Waldenström macroglobulinemia with secondary pure red cell aplasia in a patient with metastatic castrate resistant prostate cancer receiving an immune checkpoint inhibitor: a case report

• Published in: Journal of medical case reports Vol. 17; no. 1; pp. 220 - 5
• Main Authors: Kumar, Vaibhav, Montgomery, Nathan D., van Deventer, Hendrik W., Whang, Young E.
• Format: Journal Article
• Language: English
• Published: London BioMed Central 28.05.2023; BioMed Central Ltd; BMC
• Subjects: Aged; Anemia; Anemia - chemically induced; B cells; Bendamustine; Biopsy; Bone marrow; Cancer therapies; Case Report; Case reports; Development and progression; Drug therapy; Family Medicine; General Practice; Health aspects; Hemoglobin; Humans; Immune Checkpoint Inhibitors; Immunotherapy; Internal Medicine; Lymphoma; Lymphoproliferative Disorders; Male; Medicine; Medicine & Public Health; Metastasis; Monoclonal antibodies; Mutation; Patients; Primary Care Medicine; Prostate cancer; Prostatic Neoplasms - complications; Public Health; Pure red cell aplasia; Red-Cell Aplasia, Pure - chemically induced; Red-Cell Aplasia, Pure - complications; Red-Cell Aplasia, Pure - drug therapy; Surgical Oncology; Targeted cancer therapy; Waldenstrom Macroglobulinemia - complications; Waldenstrom Macroglobulinemia - drug therapy; Waldenström macroglobulinemia; White people; Case report; Immune checkpoint inhibitors; Prostate cancer; Waldenström macroglobulinemia; Pure red cell aplasia
• ISSN: 1752-1947; 1752-1947
• DOI: 10.1186/s13256-023-03948-4

Background Hypoproliferative anemia is a frequently encountered adverse event in cancer patients receiving immune checkpoint inhibitors (ICI).
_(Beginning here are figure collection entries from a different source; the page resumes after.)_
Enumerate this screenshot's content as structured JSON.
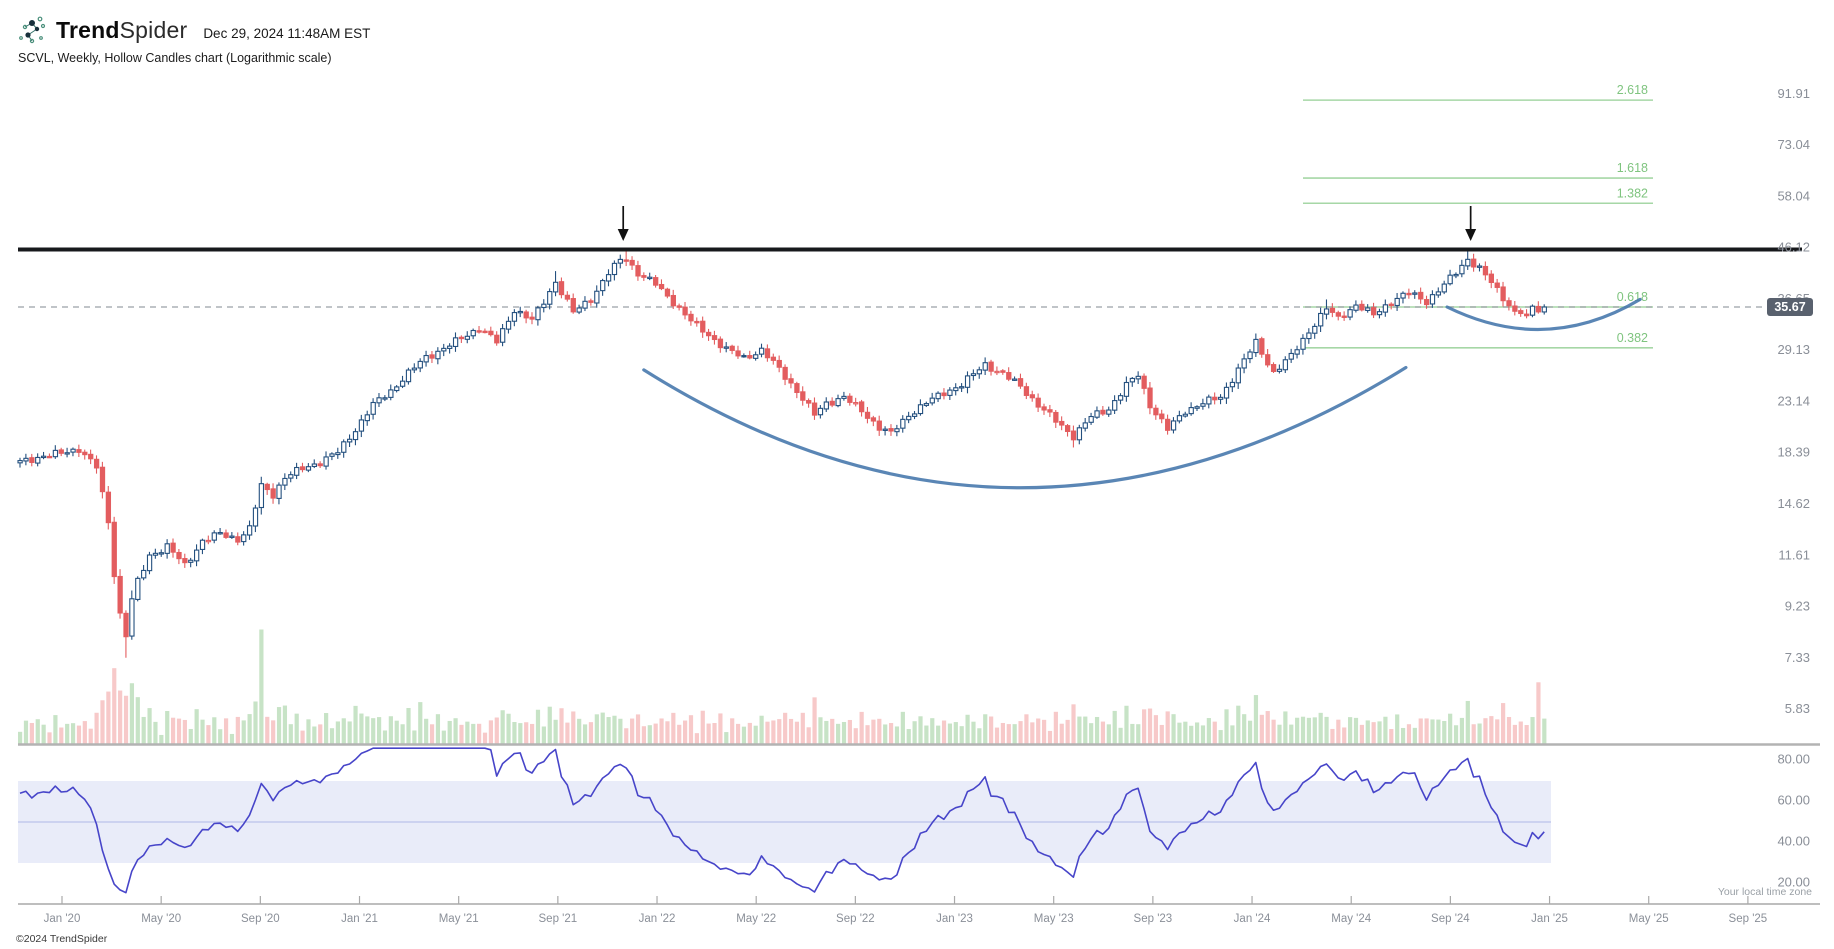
{
  "header": {
    "brand_bold": "Trend",
    "brand_light": "Spider",
    "datetime": "Dec 29, 2024 11:48AM EST",
    "subtitle": "SCVL, Weekly, Hollow Candles chart (Logarithmic scale)"
  },
  "footer": {
    "copyright": "©2024 TrendSpider",
    "timezone_note": "Your local time zone"
  },
  "chart_data": {
    "type": "candlestick",
    "symbol": "SCVL",
    "timeframe": "Weekly",
    "chart_style": "Hollow Candles",
    "scale": "Logarithmic",
    "last_price": 35.67,
    "last_price_label": "35.67",
    "price_axis_ticks": [
      "91.91",
      "73.04",
      "58.04",
      "46.12",
      "36.65",
      "29.13",
      "23.14",
      "18.39",
      "14.62",
      "11.61",
      "9.23",
      "7.33",
      "5.83"
    ],
    "x_axis_labels": [
      "Jan '20",
      "May '20",
      "Sep '20",
      "Jan '21",
      "May '21",
      "Sep '21",
      "Jan '22",
      "May '22",
      "Sep '22",
      "Jan '23",
      "May '23",
      "Sep '23",
      "Jan '24",
      "May '24",
      "Sep '24",
      "Jan '25",
      "May '25",
      "Sep '25"
    ],
    "resistance_level": 46.12,
    "fib_extensions": [
      {
        "label": "2.618",
        "price": 90.2
      },
      {
        "label": "1.618",
        "price": 63.6
      },
      {
        "label": "1.382",
        "price": 56.8
      },
      {
        "label": "0.618",
        "price": 35.67
      },
      {
        "label": "0.382",
        "price": 29.7
      }
    ],
    "oscillator": {
      "axis_ticks": [
        "80.00",
        "60.00",
        "40.00",
        "20.00"
      ],
      "axis_values": [
        80,
        60,
        40,
        20
      ],
      "band": [
        30,
        70
      ],
      "midline": 50,
      "period": 14
    },
    "num_weeks": 260,
    "weekly_close_keyframes": [
      [
        0,
        17.8
      ],
      [
        4,
        18.3
      ],
      [
        7,
        18.5
      ],
      [
        10,
        18.9
      ],
      [
        13,
        17.4
      ],
      [
        15,
        13.6
      ],
      [
        16,
        10.8
      ],
      [
        17,
        9.0
      ],
      [
        18,
        8.2
      ],
      [
        19,
        9.6
      ],
      [
        20,
        10.4
      ],
      [
        22,
        11.7
      ],
      [
        25,
        12.2
      ],
      [
        28,
        11.2
      ],
      [
        31,
        12.5
      ],
      [
        34,
        12.9
      ],
      [
        37,
        12.6
      ],
      [
        39,
        13.2
      ],
      [
        41,
        16.0
      ],
      [
        43,
        15.4
      ],
      [
        45,
        16.6
      ],
      [
        48,
        17.3
      ],
      [
        51,
        17.8
      ],
      [
        54,
        18.6
      ],
      [
        57,
        20.6
      ],
      [
        60,
        23.0
      ],
      [
        63,
        24.5
      ],
      [
        66,
        26.5
      ],
      [
        69,
        28.5
      ],
      [
        72,
        29.6
      ],
      [
        75,
        31.0
      ],
      [
        78,
        32.5
      ],
      [
        81,
        30.5
      ],
      [
        84,
        35.3
      ],
      [
        87,
        33.6
      ],
      [
        89,
        36.5
      ],
      [
        91,
        40.0
      ],
      [
        94,
        34.8
      ],
      [
        97,
        37.0
      ],
      [
        100,
        41.5
      ],
      [
        102,
        44.0
      ],
      [
        103,
        44.3
      ],
      [
        105,
        41.5
      ],
      [
        108,
        39.5
      ],
      [
        111,
        36.5
      ],
      [
        114,
        33.5
      ],
      [
        117,
        31.5
      ],
      [
        120,
        29.5
      ],
      [
        123,
        28.4
      ],
      [
        126,
        29.4
      ],
      [
        129,
        27.0
      ],
      [
        132,
        24.5
      ],
      [
        135,
        22.0
      ],
      [
        137,
        23.2
      ],
      [
        140,
        23.8
      ],
      [
        143,
        22.4
      ],
      [
        146,
        20.8
      ],
      [
        148,
        20.2
      ],
      [
        151,
        22.0
      ],
      [
        154,
        23.2
      ],
      [
        157,
        24.3
      ],
      [
        160,
        25.2
      ],
      [
        164,
        27.6
      ],
      [
        167,
        26.4
      ],
      [
        170,
        25.0
      ],
      [
        173,
        23.0
      ],
      [
        176,
        21.4
      ],
      [
        179,
        20.0
      ],
      [
        182,
        21.8
      ],
      [
        185,
        22.6
      ],
      [
        188,
        25.1
      ],
      [
        190,
        26.3
      ],
      [
        192,
        23.0
      ],
      [
        195,
        20.6
      ],
      [
        198,
        22.4
      ],
      [
        201,
        23.2
      ],
      [
        204,
        23.8
      ],
      [
        207,
        27.0
      ],
      [
        210,
        30.4
      ],
      [
        213,
        26.6
      ],
      [
        216,
        28.6
      ],
      [
        219,
        32.0
      ],
      [
        222,
        35.4
      ],
      [
        224,
        33.9
      ],
      [
        227,
        36.0
      ],
      [
        230,
        34.4
      ],
      [
        233,
        36.6
      ],
      [
        236,
        38.0
      ],
      [
        239,
        36.6
      ],
      [
        242,
        39.4
      ],
      [
        244,
        41.6
      ],
      [
        246,
        44.3
      ],
      [
        248,
        42.4
      ],
      [
        250,
        39.8
      ],
      [
        252,
        37.2
      ],
      [
        254,
        35.0
      ],
      [
        256,
        34.3
      ],
      [
        257,
        35.8
      ],
      [
        258,
        34.9
      ],
      [
        259,
        35.67
      ]
    ],
    "wick_high_overrides": {
      "91": 41.9,
      "103": 46.3,
      "222": 36.9,
      "246": 46.35
    },
    "wick_low_overrides": {
      "18": 7.4,
      "179": 19.0
    },
    "volume_spike_multipliers": {
      "41": 3.0,
      "45": 1.5,
      "57": 1.4,
      "68": 1.5,
      "103": 1.3,
      "135": 1.4,
      "179": 1.3,
      "210": 1.3,
      "246": 1.5,
      "252": 1.4,
      "258": 2.3,
      "259": 1.6
    },
    "annotations": {
      "arrows_at_weeks": [
        102.5,
        246.5
      ],
      "cup": {
        "start": [
          106,
          26.9
        ],
        "control": [
          170,
          9.3
        ],
        "end": [
          235.5,
          27.2
        ]
      },
      "handle": {
        "start": [
          242.5,
          35.67
        ],
        "control": [
          259.3,
          28.7
        ],
        "end": [
          275.3,
          36.9
        ]
      }
    },
    "colors": {
      "candle_up": "#24507f",
      "candle_down": "#e35d5f",
      "volume_up": "#c7e3c6",
      "volume_down": "#f7c9c9",
      "fib_line": "#a6d7a6",
      "fib_text": "#7fc47f",
      "oscillator_line": "#4745c9",
      "band_fill": "#e9ecf9",
      "band_midline": "#bcc3ea",
      "resistance": "#17191c",
      "dashed": "#9aa0a6",
      "arc": "#4879ad",
      "axis_text": "#8a8f98",
      "arrow": "#121212",
      "baseline": "#b3b3b3",
      "badge_bg": "#59616e"
    }
  }
}
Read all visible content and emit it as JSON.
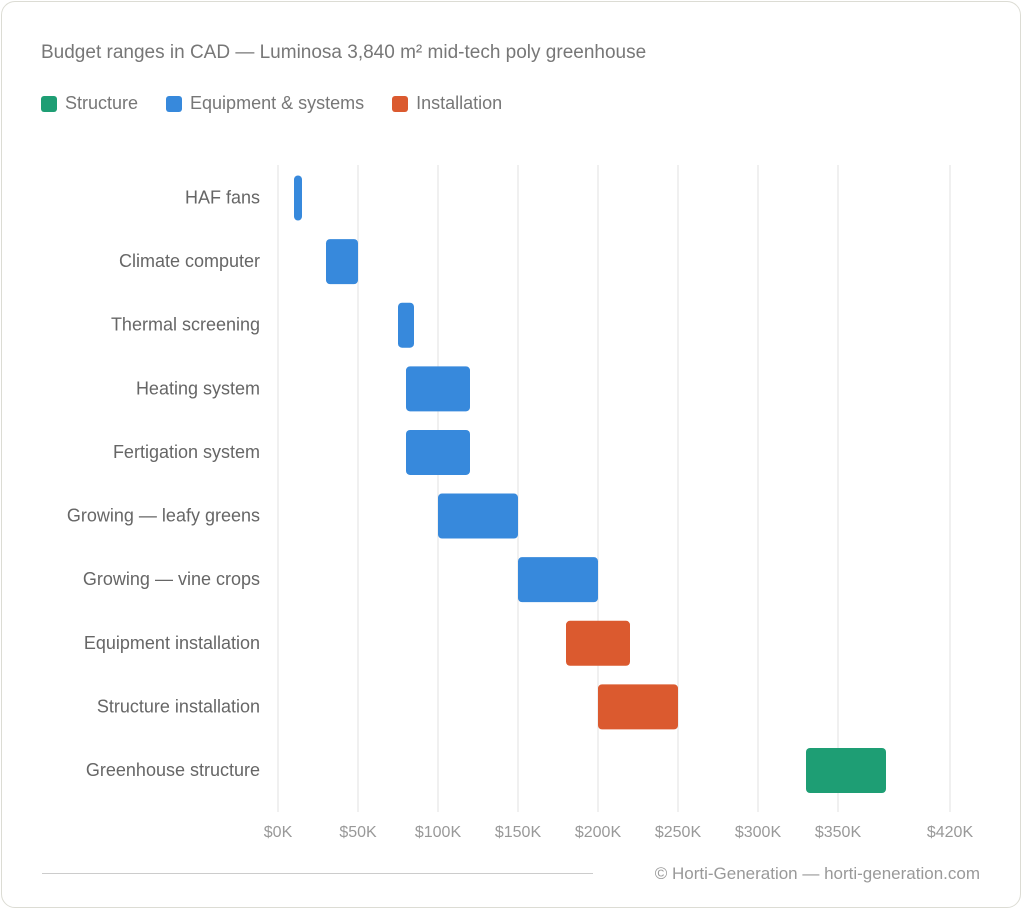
{
  "chart_data": {
    "type": "bar",
    "orientation": "horizontal-range",
    "title": "Budget ranges in CAD — Luminosa 3,840 m² mid-tech poly greenhouse",
    "legend": {
      "placement": "top-left",
      "entries": [
        {
          "name": "Structure",
          "color": "#1e9e74"
        },
        {
          "name": "Equipment & systems",
          "color": "#3789dc"
        },
        {
          "name": "Installation",
          "color": "#db5a2f"
        }
      ]
    },
    "xlim": [
      0,
      420
    ],
    "x_ticks": [
      0,
      50,
      100,
      150,
      200,
      250,
      300,
      350,
      420
    ],
    "x_tick_labels": [
      "$0K",
      "$50K",
      "$100K",
      "$150K",
      "$200K",
      "$250K",
      "$300K",
      "$350K",
      "$420K"
    ],
    "grid": true,
    "units": "thousand CAD",
    "categories": [
      "HAF fans",
      "Climate computer",
      "Thermal screening",
      "Heating system",
      "Fertigation system",
      "Growing — leafy greens",
      "Growing — vine crops",
      "Equipment installation",
      "Structure installation",
      "Greenhouse structure"
    ],
    "ranges": [
      {
        "low": 10,
        "high": 15,
        "group": "Equipment & systems"
      },
      {
        "low": 30,
        "high": 50,
        "group": "Equipment & systems"
      },
      {
        "low": 75,
        "high": 85,
        "group": "Equipment & systems"
      },
      {
        "low": 80,
        "high": 120,
        "group": "Equipment & systems"
      },
      {
        "low": 80,
        "high": 120,
        "group": "Equipment & systems"
      },
      {
        "low": 100,
        "high": 150,
        "group": "Equipment & systems"
      },
      {
        "low": 150,
        "high": 200,
        "group": "Equipment & systems"
      },
      {
        "low": 180,
        "high": 220,
        "group": "Installation"
      },
      {
        "low": 200,
        "high": 250,
        "group": "Installation"
      },
      {
        "low": 330,
        "high": 380,
        "group": "Structure"
      }
    ]
  },
  "footer": "© Horti-Generation — horti-generation.com"
}
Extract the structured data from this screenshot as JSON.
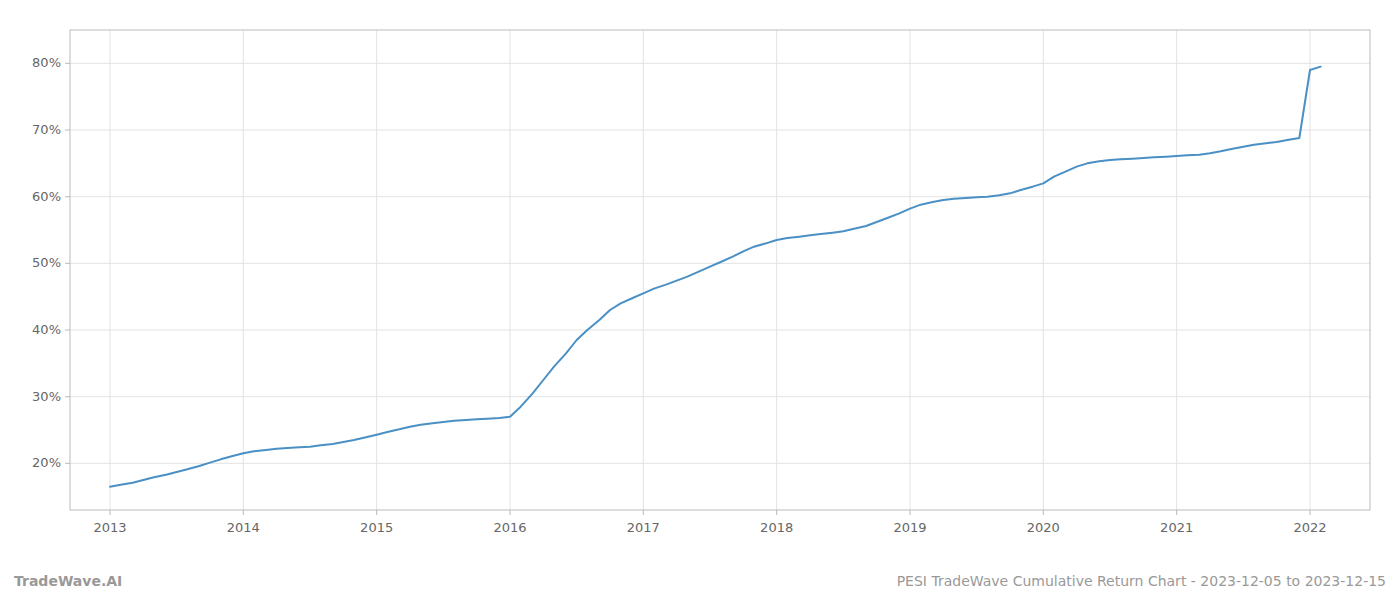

Secondary pure red cell aplasia (PRCA) is a rare but recognized immune related adverse event. With the burgeoning use of ICIs, the association of secondary PRCA with an underlying lymphoproliferative disorder is often overlooked. Case presentation We report a case of a 67-year-old non-Hispanic Caucasian male with metastatic castrate resistant prostate cancer, who developed severe transfusion dependent anemia with reticulocytopenia while receiving treatment with olaparib and pembrolizumab. His bone marrow findings demonstrated erythroid hypoplasia, in addition to a CD5-negative, CD10-negative monotypic B-cell population and a somatic MYD88 L265P mutation. With a presence of an IgM-paraprotein, he was diagnosed with Waldenström macroglobulinemia (WM) with secondary PRCA and treated with 6 cycles of bendamustine and rituximab. He achieved a complete response with this regimen and was transfusion independent. Conclusion In this case, underlying WM was uncovered through systematic investigation of anemia caused by ICI therapy. This report highlights the possibility of a lymphoproliferative disorder in patients with concerns for PRCA with prior ICI exposure. If identified, treating the underlying lymphoproliferative disorder is highly efficacious in the management of the secondary PRCA.